Por suerte, su teléfono sonó con la urgencia existencial de los códigos de emergencia corporativos.
—Seguimos con esto después —murmuró, ya a medio camino de los elevadores.
Cuando las puertas se lo tragaron, la doctora inclinó su expediente.
—¿Su esposo sigue sin saber del embarazo?
—Era una sorpresa de aniversario —respondí con voz rasposa y una sonrisa que se partía como tierra seca—. Su discreción sería… un beneficio para ambas.
Su pluma dudó un instante, la ética profesional luchaba contra la discreción que se le debe a la clase alta, pero terminó por anotar una simple deshidratación en los papeles del alta. El secreto se anidó más en mí, y su peso, todavía embrionario, ahora se sentía doble.
—¿Ya supiste? En la 806 está la pareja de hombres lobo esa, la famosa… el Alfa del que todo el mundo habla. ¡Es la primera vez que veo al Rey Lobo en persona! Dicen que el señor Clarke no se le ha despegado a su Luna desde que llegaron.
—¡Claro! ¿Qué esperabas? ¿Viste cómo la cargó para entrar al hospital? Parecía de película romántica.
Un suspiro.
—Llevan como diez años juntos y siguen como si fueran novios. Y el mío ni se acuerda de nuestro aniversario…
Sus palabras me quemaban como si fueran de plata. No había duda: solo podían estar hablando de Gavin y Vivian.
—Pues claro que la cuida, si por fin la señora Clarke le va a dar un heredero. El Alfa trajo a un equipo de especialistas para atenderla a la menor molestia.

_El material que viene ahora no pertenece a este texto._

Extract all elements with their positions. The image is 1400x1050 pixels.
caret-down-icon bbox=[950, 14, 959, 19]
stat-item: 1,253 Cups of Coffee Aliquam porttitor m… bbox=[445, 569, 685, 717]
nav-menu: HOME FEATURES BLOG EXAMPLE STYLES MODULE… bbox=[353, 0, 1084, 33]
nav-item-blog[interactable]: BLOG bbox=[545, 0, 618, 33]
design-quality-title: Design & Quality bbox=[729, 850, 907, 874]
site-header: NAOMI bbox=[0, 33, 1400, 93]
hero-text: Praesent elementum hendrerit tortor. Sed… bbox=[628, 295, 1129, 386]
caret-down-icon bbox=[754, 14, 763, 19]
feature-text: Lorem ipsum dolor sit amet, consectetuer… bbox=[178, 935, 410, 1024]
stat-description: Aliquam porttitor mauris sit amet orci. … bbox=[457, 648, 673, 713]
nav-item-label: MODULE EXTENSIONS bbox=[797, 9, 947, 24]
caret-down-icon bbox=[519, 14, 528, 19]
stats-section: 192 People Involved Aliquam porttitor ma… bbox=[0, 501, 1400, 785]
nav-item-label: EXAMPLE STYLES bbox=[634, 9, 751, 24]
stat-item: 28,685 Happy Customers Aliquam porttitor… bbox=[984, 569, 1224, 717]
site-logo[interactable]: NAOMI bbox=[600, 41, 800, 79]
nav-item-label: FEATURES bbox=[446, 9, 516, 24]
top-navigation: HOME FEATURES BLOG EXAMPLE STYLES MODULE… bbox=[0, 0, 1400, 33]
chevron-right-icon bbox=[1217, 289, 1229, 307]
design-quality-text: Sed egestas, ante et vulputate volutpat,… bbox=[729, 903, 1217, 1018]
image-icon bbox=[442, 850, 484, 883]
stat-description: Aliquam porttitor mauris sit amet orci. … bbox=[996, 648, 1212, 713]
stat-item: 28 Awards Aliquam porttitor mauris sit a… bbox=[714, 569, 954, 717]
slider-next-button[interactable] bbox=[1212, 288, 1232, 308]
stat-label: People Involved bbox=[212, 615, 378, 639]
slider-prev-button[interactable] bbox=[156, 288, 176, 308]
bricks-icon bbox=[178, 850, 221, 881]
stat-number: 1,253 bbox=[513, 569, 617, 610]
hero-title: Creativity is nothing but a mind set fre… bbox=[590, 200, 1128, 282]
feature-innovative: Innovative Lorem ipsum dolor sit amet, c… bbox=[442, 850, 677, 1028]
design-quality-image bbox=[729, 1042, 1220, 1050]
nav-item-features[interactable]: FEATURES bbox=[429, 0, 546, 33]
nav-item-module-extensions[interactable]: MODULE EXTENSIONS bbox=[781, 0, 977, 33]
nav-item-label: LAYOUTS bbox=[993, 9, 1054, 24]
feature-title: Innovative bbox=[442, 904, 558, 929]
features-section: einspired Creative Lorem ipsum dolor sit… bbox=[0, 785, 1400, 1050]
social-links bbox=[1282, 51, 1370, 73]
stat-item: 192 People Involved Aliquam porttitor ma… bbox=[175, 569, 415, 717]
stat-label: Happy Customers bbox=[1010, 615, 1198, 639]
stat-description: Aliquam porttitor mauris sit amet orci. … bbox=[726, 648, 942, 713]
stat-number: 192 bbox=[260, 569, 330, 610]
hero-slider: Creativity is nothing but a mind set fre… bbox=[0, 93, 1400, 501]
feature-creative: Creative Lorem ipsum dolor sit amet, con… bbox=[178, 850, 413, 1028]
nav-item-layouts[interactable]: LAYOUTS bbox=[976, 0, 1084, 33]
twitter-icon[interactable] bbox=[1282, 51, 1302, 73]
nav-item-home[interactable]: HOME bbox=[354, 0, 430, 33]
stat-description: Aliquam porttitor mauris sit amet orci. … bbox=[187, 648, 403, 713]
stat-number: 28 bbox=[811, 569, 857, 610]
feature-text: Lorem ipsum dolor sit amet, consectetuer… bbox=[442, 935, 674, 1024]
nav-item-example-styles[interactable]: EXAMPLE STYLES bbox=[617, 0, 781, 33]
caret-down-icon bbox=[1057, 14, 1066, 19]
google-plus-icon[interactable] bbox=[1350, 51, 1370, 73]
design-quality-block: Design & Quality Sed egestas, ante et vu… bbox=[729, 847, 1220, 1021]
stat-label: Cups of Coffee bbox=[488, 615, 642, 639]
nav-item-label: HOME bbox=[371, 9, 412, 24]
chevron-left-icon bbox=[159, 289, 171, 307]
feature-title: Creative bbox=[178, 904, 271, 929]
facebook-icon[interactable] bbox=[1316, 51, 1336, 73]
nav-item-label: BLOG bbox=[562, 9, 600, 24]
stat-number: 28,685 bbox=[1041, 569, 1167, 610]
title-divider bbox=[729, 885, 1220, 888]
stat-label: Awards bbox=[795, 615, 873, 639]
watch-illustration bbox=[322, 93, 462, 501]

Eso parecía un chiste. Gavin trataba a Vivian como a la realeza mientras yo, la Luna olvidada, tenía que arreglármelas sola.
Después de dos noches sin ninguna novedad, los doctores me dieron de alta.
Al salir por la puerta del hospital, mi primer destino fue el Consejo de la Manada para recoger el Acuerdo de Disolución del Vínculo de Pareja.
Ese documento es la prueba oficial de que nuestro vínculo como compañeros está disuelto. Para cuando él abriera ese sobre, yo ya estaría en Suiza.